Trigger warning: This post deals with mental illness, and the accompanying video may be triggering for some people.
For 20-year-old Sophie Eliza, the world is usually privy to only one side of her.
It’s a smiling face, an arm around her boyfriend, a carefully considered front. It’s a side that works alongside the side she usually keeps to herself.
A side that has been diagnosed with borderline personality disorder (BPD): a mental condition that is marked by a pattern of ongoing instability in moods, behaviour, self-image, and functioning. One of the symptoms of her disorder is severe psychosis.
And so, just over a week ago, Sophie decided it was time the world saw. It was time they understood what psychosis looks like, what it sounds like and what it entails. It was time they realised that mental illnesses aren’t “romantic or beautiful or cute.”
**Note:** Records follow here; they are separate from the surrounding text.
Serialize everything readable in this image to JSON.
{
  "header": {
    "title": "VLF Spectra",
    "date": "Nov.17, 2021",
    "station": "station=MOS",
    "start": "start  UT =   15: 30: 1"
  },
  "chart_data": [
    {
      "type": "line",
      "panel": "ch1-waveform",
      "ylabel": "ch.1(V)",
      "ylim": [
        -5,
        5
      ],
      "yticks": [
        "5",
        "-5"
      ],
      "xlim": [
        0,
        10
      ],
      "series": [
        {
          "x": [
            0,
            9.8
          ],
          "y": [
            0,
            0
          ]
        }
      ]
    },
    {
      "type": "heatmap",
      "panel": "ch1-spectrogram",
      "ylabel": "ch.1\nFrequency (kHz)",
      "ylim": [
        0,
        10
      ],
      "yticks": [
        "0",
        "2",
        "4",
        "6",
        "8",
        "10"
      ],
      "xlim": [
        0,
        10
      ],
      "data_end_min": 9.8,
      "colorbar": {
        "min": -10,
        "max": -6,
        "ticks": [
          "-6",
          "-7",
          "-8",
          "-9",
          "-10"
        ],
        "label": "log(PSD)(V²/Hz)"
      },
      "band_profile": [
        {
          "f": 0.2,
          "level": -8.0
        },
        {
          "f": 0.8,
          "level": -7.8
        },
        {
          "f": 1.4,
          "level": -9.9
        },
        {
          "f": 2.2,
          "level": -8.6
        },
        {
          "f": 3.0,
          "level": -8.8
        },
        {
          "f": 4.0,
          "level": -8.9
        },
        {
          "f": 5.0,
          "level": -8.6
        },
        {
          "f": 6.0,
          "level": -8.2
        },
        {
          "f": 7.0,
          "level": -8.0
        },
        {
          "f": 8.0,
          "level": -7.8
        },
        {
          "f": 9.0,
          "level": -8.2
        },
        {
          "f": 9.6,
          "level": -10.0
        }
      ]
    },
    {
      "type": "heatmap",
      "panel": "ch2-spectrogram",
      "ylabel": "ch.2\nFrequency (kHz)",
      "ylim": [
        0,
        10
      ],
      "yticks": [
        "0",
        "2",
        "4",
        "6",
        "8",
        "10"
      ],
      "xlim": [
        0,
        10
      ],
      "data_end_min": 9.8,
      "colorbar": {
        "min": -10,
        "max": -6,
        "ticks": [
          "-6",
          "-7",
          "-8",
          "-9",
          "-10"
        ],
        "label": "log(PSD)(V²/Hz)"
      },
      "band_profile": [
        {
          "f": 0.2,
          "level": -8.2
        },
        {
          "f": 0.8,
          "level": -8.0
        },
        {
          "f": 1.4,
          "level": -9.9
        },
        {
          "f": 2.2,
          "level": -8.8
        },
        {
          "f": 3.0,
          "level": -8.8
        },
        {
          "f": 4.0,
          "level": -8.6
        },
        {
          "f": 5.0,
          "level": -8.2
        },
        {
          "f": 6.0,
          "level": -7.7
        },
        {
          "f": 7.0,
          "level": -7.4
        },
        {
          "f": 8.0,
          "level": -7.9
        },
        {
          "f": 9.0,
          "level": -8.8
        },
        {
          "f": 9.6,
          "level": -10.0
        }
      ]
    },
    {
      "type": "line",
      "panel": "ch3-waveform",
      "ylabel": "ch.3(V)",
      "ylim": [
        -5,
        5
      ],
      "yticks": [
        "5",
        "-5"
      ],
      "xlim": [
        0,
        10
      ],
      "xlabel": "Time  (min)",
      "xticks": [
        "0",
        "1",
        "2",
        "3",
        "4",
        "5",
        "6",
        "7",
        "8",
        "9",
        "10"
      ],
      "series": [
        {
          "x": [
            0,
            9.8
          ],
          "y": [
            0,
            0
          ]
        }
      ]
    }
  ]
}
So the UK resident uploaded a video of her own experience with psychosis onto Facebook. A week later, that post had been liked more than 21,000 times and shared more than 30,000 times.
“This is the reality of psychotic illnesses,” she wrote on Facebook, juxtaposing a photo of her usual smiling self with a video of her experience with psychosis.
“This is the reality for some with bipolar, or BPD, severe depression or schizophrenia (all of which I’ve been diagnosed with at some point). Mental illnesses aren’t romantic or beautiful or cute. Mental illnesses are scary, terrifying. Mental illnesses aren’t a personality trait. Mental illnesses aren’t a quirk.
“And I am not too happy to have one (or several). Mental illnesses are serious, they’re dangerous and ugly. This is the reality of being triggered by something. It’s not a joke, or a laugh. Being triggered by something can lead to this. This state of pure agony and fear,” she wrote.
Sophie went on to lament a section of society who are still ignorant about mental health, continuing to “flippantly” use words like “depressed”, “anxious”, “bipolar” and “schizo”.